枯れ果てた美しさ
その人は、どこか哀れみを帯びていた。
常夜のネオンのように鮮やかなドレスを身に纏い、艶やかな瞳で僕を見る。
「ひとりにさせないで」
強く腕を握りしめてそう言った。
幾度目の夜更け。彼女が真っ裸になった瞬間、本能的に僕を求めた。
そして僕もまた、彼女を本能的に求めた。お互い必要だったからだ。
最初は骨の髄まで愛していた。
しゃぶり尽くして、ほとぼりが冷めたらまた肉を付けていく。相手のためなら何をやっても怖くはなかった。

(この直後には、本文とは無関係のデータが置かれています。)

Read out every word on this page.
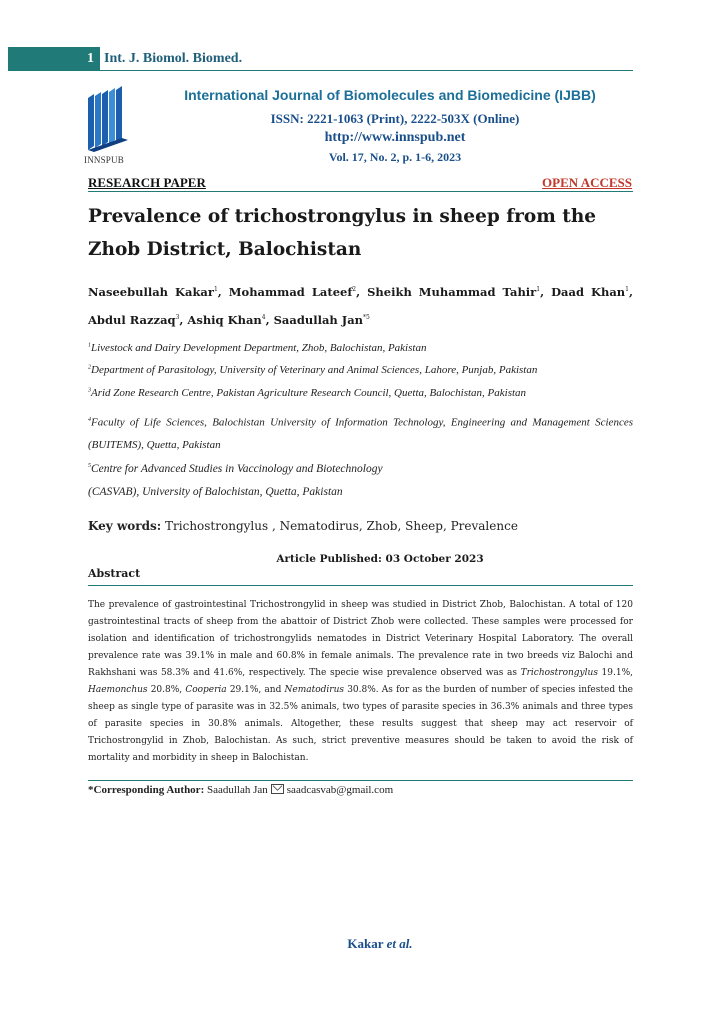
1 Int. J. Biomol. Biomed.
INNSPUB
International Journal of Biomolecules and Biomedicine (IJBB)
ISSN: 2221-1063 (Print), 2222-503X (Online)
http://www.innspub.net
Vol. 17, No. 2, p. 1-6, 2023
RESEARCH PAPER	OPEN ACCESS
Prevalence of trichostrongylus in sheep from the Zhob District, Balochistan
Naseebullah Kakar$^1$, Mohammad Lateef$^2$, Sheikh Muhammad Tahir$^1$, Daad Khan$^1$, Abdul Razzaq$^3$, Ashiq Khan$^4$, Saadullah Jan$^{*5}$
$^1$Livestock and Dairy Development Department, Zhob, Balochistan, Pakistan
$^2$Department of Parasitology, University of Veterinary and Animal Sciences, Lahore, Punjab, Pakistan
$^3$Arid Zone Research Centre, Pakistan Agriculture Research Council, Quetta, Balochistan, Pakistan
$^4$Faculty of Life Sciences, Balochistan University of Information Technology, Engineering and Management Sciences (BUITEMS), Quetta, Pakistan
$^5$Centre for Advanced Studies in Vaccinology and Biotechnology (CASVAB), University of Balochistan, Quetta, Pakistan
Key words: Trichostrongylus , Nematodirus, Zhob, Sheep, Prevalence
Article Published: 03 October 2023
Abstract
The prevalence of gastrointestinal Trichostrongylid in sheep was studied in District Zhob, Balochistan. A total of 120 gastrointestinal tracts of sheep from the abattoir of District Zhob were collected. These samples were processed for isolation and identification of trichostrongylids nematodes in District Veterinary Hospital Laboratory. The overall prevalence rate was 39.1% in male and 60.8% in female animals. The prevalence rate in two breeds viz Balochi and Rakhshani was 58.3% and 41.6%, respectively. The specie wise prevalence observed was as Trichostrongylus 19.1%, Haemonchus 20.8%, Cooperia 29.1%, and Nematodirus 30.8%. As for as the burden of number of species infested the sheep as single type of parasite was in 32.5% animals, two types of parasite species in 36.3% animals and three types of parasite species in 30.8% animals. Altogether, these results suggest that sheep may act reservoir of Trichostrongylid in Zhob, Balochistan. As such, strict preventive measures should be taken to avoid the risk of mortality and morbidity in sheep in Balochistan.
*Corresponding Author: Saadullah Jan saadcasvab@gmail.com
Kakar et al.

そのうち僕は一人になって、気づけば彼女以外の人間がいなくなってしまっていた。
比例するかのように、周りから聞こえる喧騒が大きくなっていった。
「あいつはヤバい」
「やつれてきている」
「付け込まれてるんだよ」
喧騒はやがて目の前にも現れるようになって、ひとしきりに浴びせられるようになった。
「ずっと愛していたのよ!!」
「どうしてそこまでするのさ」
「嫌い」
「信じてたのに」
「変わってしまったんだね」
僕は一体、どうなってしまったのだろうか。
鏡を見ても、眠りについても分からない。
「僕は、どうしちまったんだろうか」
最後の夜、彼女に聞いてみた。熟れた桃色のルージュの口元が妖しく色付いている。
「枯れて、種を植えるの」
耳元でそう囁く彼女は、か細い両腕を僕の首にかけて、溶けて散った。
僕もまた、彼女の中に溶けいったのだった。